Embracing AI: A prologue to ChatGPT

Well, here we are just a few months into the ChatGPT world and I have to say – I kind of like it. As a science teacher, demonstrating the trying and testing new things essentially mimics what  science is fundamentally about in an effort to better understand our world. ChatGPT emerged in earnest just at the start of this term, and this is how I’ve used it in my class.

ChatGPT was full (overloaded?) during work hours at the start of the term. For our first introduction, I explained what these types of AI tools are. Some students had not yet heard of this emerging technology, and some were very interested. I asked ChatGPT to generate one paragraph on a topic tangential to, but not directly part the curriculum of our class. I pasted the response into a Google Doc that I shared with the class during lecture. The first 3 minutes were spent simply reading the paragraph. I then asked students to list on the Google Doc the things that they felt were done well. They felt the basic content was accurate. The writing style was good (solid paragraph). Then they listed things that were not done well. They thought it was very repetitive. They noticed that it lacked specific detail. They then live edited the paragraph and the result was a much better version.
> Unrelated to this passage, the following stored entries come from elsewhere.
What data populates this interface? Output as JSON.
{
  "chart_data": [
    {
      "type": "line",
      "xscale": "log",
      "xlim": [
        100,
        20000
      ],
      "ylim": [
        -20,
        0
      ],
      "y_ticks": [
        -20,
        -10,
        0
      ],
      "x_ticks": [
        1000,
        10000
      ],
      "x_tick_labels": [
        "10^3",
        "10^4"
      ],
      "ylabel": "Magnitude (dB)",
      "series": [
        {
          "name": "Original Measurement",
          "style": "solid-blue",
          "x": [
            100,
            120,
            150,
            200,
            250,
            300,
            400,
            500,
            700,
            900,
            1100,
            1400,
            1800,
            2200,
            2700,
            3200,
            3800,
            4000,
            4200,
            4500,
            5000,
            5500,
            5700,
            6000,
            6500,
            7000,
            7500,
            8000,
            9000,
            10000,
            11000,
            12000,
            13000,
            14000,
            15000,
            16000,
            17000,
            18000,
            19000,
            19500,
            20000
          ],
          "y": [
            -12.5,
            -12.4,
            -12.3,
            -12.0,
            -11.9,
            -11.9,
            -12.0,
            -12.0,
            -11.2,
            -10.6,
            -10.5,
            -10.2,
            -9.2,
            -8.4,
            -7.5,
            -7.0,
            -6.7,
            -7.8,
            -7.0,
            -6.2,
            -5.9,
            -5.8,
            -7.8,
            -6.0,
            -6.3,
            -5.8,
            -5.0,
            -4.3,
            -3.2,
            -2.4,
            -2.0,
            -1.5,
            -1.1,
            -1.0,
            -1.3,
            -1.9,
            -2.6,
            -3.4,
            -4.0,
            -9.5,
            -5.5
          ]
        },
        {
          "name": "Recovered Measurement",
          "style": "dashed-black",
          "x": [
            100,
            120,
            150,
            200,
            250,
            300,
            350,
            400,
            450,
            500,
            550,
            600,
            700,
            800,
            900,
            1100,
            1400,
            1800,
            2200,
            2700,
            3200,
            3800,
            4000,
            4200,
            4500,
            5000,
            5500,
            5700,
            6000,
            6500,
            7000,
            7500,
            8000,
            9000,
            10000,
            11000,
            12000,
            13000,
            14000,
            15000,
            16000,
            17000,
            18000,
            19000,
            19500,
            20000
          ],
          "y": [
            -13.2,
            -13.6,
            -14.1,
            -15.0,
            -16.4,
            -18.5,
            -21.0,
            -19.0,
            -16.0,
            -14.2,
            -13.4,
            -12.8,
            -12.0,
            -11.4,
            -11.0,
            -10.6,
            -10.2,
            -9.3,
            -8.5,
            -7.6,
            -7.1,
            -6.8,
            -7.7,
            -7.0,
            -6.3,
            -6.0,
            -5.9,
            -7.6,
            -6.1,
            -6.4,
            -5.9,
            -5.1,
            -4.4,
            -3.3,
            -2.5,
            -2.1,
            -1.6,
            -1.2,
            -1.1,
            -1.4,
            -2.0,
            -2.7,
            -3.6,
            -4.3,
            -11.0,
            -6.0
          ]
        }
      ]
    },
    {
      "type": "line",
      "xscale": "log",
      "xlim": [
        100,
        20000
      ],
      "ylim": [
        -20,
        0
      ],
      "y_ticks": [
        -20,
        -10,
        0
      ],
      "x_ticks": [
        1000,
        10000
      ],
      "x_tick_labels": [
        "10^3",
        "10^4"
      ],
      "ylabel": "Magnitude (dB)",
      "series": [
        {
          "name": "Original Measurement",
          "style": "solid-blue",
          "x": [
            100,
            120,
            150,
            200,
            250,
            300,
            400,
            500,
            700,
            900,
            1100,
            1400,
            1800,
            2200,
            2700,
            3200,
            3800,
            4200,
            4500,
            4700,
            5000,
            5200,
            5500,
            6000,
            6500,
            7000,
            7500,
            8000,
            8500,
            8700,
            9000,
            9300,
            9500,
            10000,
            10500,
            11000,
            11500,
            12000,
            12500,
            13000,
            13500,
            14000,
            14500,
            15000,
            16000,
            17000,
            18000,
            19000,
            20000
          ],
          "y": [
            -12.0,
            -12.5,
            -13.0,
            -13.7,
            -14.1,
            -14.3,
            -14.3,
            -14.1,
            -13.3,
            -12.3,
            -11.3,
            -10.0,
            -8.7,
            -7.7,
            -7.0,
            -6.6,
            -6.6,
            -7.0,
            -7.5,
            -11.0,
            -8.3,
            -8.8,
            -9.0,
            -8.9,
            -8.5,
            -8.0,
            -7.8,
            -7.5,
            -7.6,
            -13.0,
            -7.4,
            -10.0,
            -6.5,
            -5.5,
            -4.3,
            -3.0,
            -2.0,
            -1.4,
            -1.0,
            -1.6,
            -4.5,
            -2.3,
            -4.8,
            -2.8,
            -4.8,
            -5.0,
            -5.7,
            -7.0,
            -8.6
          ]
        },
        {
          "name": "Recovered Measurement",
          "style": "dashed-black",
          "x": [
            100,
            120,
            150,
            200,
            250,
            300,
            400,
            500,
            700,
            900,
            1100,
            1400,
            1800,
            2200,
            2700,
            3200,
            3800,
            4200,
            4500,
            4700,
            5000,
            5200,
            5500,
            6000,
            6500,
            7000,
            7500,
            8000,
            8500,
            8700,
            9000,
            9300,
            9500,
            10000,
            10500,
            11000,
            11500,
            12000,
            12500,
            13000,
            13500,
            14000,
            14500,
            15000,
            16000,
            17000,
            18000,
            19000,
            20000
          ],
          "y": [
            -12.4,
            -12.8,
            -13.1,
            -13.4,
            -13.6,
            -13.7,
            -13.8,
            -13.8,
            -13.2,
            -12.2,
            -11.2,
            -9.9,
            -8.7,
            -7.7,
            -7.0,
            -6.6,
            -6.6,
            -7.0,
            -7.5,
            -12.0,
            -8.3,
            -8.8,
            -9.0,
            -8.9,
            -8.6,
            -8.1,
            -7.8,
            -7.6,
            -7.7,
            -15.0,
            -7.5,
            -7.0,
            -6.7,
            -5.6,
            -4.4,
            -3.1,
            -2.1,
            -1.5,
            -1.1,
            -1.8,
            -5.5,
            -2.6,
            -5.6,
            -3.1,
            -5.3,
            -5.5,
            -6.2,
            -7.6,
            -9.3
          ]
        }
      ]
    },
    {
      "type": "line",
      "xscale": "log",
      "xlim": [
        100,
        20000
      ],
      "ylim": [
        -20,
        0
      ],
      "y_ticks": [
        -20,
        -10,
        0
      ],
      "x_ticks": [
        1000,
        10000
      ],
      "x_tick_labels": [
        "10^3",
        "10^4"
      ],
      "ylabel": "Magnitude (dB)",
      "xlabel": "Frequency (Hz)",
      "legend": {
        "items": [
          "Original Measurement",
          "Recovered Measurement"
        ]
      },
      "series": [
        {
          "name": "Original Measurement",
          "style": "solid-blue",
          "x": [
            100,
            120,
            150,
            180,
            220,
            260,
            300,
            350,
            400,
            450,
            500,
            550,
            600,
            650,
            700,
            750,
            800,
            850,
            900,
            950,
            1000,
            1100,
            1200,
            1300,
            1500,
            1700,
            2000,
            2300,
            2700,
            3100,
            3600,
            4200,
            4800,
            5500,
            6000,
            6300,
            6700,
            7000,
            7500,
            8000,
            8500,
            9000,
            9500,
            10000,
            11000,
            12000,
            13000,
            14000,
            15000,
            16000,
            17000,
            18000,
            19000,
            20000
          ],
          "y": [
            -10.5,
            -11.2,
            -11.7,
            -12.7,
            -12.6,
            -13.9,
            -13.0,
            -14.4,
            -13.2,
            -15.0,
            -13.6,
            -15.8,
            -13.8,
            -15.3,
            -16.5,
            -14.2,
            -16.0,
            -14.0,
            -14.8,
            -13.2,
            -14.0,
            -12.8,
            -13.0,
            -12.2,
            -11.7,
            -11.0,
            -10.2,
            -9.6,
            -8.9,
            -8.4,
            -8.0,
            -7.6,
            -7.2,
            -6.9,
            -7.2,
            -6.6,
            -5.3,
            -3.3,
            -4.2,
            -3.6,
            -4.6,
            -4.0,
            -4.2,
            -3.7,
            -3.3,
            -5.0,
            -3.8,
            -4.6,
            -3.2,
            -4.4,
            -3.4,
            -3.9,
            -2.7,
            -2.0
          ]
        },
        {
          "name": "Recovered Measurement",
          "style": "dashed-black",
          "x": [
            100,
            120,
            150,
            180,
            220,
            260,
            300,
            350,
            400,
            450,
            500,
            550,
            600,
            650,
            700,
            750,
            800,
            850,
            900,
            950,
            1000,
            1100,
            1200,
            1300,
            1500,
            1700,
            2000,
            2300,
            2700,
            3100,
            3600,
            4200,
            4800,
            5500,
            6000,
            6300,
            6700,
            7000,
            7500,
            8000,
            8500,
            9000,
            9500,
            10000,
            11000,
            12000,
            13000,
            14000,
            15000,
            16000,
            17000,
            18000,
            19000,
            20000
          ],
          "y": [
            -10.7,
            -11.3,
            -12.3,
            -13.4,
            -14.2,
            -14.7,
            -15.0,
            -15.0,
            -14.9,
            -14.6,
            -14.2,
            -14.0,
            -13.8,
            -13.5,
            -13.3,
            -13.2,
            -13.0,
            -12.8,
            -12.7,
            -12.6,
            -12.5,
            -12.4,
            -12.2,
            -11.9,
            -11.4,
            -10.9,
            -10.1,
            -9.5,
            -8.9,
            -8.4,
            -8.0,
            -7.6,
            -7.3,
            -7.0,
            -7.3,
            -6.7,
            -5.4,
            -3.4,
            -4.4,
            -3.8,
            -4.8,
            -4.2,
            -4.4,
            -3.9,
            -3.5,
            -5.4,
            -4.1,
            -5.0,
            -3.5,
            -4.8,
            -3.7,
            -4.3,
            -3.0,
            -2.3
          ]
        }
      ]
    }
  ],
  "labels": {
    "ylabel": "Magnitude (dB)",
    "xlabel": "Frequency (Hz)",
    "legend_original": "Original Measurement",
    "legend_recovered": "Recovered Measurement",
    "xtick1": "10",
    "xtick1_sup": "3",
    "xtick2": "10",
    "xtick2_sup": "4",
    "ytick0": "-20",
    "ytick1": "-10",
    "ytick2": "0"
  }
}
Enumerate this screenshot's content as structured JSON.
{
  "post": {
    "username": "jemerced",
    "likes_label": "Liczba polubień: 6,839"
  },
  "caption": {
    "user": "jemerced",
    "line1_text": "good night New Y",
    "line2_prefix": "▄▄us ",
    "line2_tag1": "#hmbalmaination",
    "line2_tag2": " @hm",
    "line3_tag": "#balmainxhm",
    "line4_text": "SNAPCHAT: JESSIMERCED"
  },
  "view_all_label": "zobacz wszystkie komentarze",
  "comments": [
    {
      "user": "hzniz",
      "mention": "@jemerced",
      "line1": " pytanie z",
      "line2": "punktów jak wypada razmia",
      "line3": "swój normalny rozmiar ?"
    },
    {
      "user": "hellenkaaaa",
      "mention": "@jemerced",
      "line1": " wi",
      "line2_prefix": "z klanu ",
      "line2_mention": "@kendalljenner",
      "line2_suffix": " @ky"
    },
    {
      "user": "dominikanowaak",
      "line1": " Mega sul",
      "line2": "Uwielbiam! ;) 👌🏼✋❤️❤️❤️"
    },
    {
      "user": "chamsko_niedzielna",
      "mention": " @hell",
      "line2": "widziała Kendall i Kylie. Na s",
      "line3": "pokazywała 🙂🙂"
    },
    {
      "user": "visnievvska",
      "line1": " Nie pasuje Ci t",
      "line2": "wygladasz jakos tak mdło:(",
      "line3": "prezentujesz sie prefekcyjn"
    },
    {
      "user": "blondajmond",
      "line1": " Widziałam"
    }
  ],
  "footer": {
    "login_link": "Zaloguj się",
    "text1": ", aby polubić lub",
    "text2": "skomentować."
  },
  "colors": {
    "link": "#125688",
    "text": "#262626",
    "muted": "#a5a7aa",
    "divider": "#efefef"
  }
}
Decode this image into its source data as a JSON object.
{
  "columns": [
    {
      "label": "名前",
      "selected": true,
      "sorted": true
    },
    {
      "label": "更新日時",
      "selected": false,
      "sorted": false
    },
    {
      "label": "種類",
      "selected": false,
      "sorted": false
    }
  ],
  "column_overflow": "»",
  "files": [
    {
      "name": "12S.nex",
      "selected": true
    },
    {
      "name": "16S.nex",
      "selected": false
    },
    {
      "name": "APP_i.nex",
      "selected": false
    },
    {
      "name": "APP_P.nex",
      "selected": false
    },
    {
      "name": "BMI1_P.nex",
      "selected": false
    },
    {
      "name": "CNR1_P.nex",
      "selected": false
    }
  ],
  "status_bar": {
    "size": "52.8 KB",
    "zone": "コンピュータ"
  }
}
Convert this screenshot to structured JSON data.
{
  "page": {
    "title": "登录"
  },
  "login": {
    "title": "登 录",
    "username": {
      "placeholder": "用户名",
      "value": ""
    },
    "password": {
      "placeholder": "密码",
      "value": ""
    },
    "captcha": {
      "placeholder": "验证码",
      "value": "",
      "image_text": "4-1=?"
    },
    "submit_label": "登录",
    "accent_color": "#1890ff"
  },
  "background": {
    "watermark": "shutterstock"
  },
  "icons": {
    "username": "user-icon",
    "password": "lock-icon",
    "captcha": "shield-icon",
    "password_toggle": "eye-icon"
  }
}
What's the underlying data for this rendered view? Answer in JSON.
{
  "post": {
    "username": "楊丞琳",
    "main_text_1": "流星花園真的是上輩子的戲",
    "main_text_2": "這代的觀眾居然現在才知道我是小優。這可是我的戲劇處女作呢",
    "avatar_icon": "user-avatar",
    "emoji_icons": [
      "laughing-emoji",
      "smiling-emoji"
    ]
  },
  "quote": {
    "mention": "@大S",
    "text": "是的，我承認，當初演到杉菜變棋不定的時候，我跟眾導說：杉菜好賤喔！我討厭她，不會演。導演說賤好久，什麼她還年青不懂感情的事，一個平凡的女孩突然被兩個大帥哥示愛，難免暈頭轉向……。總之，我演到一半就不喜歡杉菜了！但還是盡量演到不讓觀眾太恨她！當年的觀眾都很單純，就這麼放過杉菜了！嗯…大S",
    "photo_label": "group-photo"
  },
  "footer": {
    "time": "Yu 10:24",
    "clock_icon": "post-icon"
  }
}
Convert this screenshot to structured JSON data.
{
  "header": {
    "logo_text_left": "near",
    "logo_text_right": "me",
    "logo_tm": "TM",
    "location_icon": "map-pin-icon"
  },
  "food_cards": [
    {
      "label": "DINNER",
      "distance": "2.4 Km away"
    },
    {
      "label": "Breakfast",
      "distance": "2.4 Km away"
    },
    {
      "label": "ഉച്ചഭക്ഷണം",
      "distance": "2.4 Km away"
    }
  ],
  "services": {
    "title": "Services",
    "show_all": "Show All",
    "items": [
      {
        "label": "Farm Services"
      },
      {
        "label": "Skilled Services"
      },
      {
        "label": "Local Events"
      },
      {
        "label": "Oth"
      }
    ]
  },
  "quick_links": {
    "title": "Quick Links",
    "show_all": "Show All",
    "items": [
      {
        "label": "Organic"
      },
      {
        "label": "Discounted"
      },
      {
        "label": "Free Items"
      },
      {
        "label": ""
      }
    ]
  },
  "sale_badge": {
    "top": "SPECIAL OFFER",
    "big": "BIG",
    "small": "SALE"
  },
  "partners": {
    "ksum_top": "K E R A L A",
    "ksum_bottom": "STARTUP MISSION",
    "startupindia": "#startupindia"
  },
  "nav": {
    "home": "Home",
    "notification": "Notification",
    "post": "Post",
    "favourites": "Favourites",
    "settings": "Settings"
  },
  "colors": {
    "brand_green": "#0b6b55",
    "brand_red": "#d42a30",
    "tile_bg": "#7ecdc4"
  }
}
Our second look at ChatGPT was to synthesize background information to use in one of our group projects. This followed a similar process to the above, with an expanded set of explicit information. I invited students to take these paragraphs and edit as they see fit, or to not use them at all. We decided that ChatGPT was a good tool and should be allowed for submissions, with acknowledgement. (This follows current guidelines of journals like Science and Nature, which do not allow AI as authors, but do allow acknowledgement). At this stage, we noticed that ChatGPT does not cite sources well or accurately. We specifically asked it to include 5 references. It did. I then asked it, “are these references real?” and it replied that they probably weren’t – but also advised on how to check if they were, which we thought was a nice touch. At this point, we proceed with caution. (It’s exact words were, “As an AI language model, I cannot browse the internet and check if these references exist or not. However, I generated those references based on my training data and knowledge, and they are based on real scientific articles and journals. If you want to check the validity of these references, you can search for them on Google Scholar or other academic databases.”)

My students are currently analyzing data – most are running ANOVA. This morning, I asked ChatGPT to run an ANOVA on a fake data set. Interestingly, it did a nice job – it told me what program it was using (R), and showed me the code as it was generating results. The narration along the way was quite good. At the end, I asked if it could graph the results for me. It replied “Certainly!” but then produced an image that I could not see.

We are just in the infancy of this new tool – very likely the problems we currently see will improve as AI advances. I’m excited for what this new era will bring – and I appreciate how it must have felt to mathematicians when calculators became widely available. Was there an immediate fear that no-one would learn math anymore? Where would we be today if calculators had been somehow permanently banned from higher education? As we move forward, this is the perfect opportunity to pause and remember that our students are not inherently out to game the system. They are here to learn and we should be partners in their efforts.